Noel looked at me in amusement, pursing his lips. ‘You don’t understand in the least, I see.’

‘Well, for heaven’s sake, you wouldn’t expect a man like Kraye to pay up every penny he was liable for like a good little citzen.’

‘You wouldn’t,’ agreed Noel, grinning broadly.

‘I’ll agree he might be worried. After all, they sent Al Capone to jug in the end for tax evasion. But over here, what’s the maximum sentence?’

‘He’d only get a year, at the most,’ he said, ‘but…’

‘And he would have been sure to get off with a fine. Which he won’t do now, after attacking me. Even so, for that he’ll only get three or four years, I should think, and less for the malicious damage. He’ll be out and operating again far too soon. Bolt, I suppose, will be struck off, or whatever it is with stockbrokers.’

‘Stop talking,’ he said, ‘and listen. While it’s quite normal to have more than one bank account, an Inspector of Taxes, having agreed your tax liability, may ask you to sign a document stating that you have disclosed to him all your bank accounts. If you fail to mention one or two, it constitutes a fraud, and if you are discovered you can then be prosecuted. So, suppose Kraye has signed such a document, omitting one or two or even three of the five accounts? And then he finds a photograph in existence of his most private papers, listing all five accounts as undeniably his?’

‘But no one would have noticed,’ I protested.

‘Quite. Probably not. But to him it must have seemed glaringly dangerous. Guilty people constantly fear their guilt will be visible to others. They’re vibratingly sensitive to anything which can give them away. I see quite a lot of it in my job.’
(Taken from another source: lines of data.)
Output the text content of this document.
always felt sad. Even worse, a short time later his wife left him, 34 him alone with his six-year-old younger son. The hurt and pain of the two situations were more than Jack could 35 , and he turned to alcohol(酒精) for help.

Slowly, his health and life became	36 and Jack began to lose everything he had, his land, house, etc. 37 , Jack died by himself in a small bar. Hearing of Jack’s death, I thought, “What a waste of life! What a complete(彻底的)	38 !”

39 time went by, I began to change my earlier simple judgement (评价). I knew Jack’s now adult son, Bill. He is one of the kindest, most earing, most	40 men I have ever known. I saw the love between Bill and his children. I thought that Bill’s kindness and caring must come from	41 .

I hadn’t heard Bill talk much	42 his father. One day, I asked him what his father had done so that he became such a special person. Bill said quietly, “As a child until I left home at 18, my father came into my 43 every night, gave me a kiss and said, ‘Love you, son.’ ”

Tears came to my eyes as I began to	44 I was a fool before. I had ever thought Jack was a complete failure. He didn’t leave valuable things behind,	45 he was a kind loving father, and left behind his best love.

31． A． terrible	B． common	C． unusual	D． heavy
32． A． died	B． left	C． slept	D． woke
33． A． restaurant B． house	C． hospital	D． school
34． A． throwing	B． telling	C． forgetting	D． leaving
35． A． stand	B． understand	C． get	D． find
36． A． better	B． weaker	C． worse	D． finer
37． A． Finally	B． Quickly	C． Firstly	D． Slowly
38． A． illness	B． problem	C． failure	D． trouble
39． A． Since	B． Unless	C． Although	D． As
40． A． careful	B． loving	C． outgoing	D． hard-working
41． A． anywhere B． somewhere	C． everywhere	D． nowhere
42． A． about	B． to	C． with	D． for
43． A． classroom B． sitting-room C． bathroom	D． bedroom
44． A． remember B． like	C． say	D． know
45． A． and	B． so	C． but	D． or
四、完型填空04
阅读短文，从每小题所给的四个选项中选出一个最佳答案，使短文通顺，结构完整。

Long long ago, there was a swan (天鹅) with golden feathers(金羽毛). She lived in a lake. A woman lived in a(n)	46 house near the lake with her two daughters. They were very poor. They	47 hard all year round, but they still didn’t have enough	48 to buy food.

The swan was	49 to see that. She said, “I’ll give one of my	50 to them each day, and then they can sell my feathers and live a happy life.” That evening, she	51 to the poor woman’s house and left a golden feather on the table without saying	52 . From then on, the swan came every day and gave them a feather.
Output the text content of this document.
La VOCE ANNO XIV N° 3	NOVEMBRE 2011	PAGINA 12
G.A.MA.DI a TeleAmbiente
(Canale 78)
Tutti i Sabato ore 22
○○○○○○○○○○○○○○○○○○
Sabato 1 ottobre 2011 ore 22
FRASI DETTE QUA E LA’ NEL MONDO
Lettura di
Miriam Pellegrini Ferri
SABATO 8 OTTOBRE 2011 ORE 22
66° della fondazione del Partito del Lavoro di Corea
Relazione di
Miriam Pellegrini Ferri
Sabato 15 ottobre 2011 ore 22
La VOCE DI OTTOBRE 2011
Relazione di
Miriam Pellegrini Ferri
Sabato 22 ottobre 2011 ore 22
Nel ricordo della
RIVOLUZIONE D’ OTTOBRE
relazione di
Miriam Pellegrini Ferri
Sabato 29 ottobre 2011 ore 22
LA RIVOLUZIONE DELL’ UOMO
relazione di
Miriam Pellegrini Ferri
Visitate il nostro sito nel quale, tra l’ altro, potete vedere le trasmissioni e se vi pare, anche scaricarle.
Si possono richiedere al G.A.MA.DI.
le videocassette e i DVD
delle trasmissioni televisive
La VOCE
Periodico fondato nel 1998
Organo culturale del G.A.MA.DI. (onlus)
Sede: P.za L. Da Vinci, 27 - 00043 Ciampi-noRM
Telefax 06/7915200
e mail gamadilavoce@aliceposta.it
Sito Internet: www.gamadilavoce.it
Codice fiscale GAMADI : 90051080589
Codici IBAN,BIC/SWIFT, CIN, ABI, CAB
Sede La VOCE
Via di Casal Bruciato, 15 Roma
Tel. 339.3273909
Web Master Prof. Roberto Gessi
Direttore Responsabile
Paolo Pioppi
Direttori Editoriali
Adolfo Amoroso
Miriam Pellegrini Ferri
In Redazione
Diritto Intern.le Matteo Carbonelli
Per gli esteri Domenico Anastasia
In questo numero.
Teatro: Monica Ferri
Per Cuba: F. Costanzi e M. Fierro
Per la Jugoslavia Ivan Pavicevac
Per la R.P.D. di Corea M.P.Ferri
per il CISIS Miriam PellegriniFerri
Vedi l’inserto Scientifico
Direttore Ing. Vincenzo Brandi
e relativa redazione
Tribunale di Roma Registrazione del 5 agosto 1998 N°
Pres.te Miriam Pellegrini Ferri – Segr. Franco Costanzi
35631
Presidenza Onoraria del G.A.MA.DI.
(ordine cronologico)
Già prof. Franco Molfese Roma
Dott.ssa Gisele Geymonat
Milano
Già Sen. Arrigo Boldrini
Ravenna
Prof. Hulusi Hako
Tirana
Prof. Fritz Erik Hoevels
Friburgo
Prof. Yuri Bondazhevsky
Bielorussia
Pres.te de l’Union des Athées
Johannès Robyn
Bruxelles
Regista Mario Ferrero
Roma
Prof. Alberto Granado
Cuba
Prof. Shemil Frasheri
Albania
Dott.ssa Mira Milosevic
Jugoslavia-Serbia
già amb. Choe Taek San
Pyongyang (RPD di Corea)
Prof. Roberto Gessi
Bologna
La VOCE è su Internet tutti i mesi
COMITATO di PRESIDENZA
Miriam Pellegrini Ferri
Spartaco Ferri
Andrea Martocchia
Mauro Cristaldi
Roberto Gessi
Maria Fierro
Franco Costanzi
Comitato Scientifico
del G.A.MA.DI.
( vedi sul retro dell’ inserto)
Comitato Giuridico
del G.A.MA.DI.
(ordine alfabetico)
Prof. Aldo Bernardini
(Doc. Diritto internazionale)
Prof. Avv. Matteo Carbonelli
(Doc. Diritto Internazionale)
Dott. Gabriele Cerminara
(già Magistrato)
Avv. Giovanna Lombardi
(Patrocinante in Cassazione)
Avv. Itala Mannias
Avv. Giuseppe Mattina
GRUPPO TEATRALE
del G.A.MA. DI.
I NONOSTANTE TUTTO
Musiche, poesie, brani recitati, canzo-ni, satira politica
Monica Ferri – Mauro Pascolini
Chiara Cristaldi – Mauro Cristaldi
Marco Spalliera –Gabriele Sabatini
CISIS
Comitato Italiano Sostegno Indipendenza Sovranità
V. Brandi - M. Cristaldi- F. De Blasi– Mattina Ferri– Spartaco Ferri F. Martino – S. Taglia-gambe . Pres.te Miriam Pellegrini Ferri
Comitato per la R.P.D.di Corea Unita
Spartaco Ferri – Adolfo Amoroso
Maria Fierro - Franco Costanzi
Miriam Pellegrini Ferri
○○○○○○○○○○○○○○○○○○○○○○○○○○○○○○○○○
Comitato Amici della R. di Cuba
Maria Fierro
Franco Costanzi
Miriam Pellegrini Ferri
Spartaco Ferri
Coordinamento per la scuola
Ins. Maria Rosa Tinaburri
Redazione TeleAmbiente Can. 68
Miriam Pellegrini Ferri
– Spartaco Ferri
‘Even so… bombs are pretty drastic.’

‘It would entirely depend on the sum involved,’ he said primly.

‘Huh?’

‘The maximum fine for income tax evasion is twice the tax you didn’t pay. If for example you amassed ten thousand pounds but declared only two, you could be fined a sum equal to twice the tax on eight thousand pounds. With surtax and so on, you might be left with almost nothing. A nasty set-back.’

‘To put it mildly,’ I said in awe.

‘I wonder,’ Noel said thoughtfully, putting the tips of his fingers together, ‘just how much undeclared loot Kraye has got stacked away in his five bank accounts?’

‘It must be a lot,’ I said, ‘for bombs.’

‘Quite so.’

There was a long silence. Finally I said, ‘One isn’t required either legally or morally to report people to the Inland Revenue.’

He shook his head.

‘But we could make a note of those five banks, just in case?’

‘If you like,’ he agreed.

‘Then I think I might let Kraye have the negatives and the new sets of prints,’ I said. ‘Without telling him I know why he wants them.’

Noel looked at me enquiringly, but didn’t speak.

I grinned faintly. ‘On condition that he makes a free, complete and outright gift to Seabury Racecourse Company of his twenty-three per cent holding.’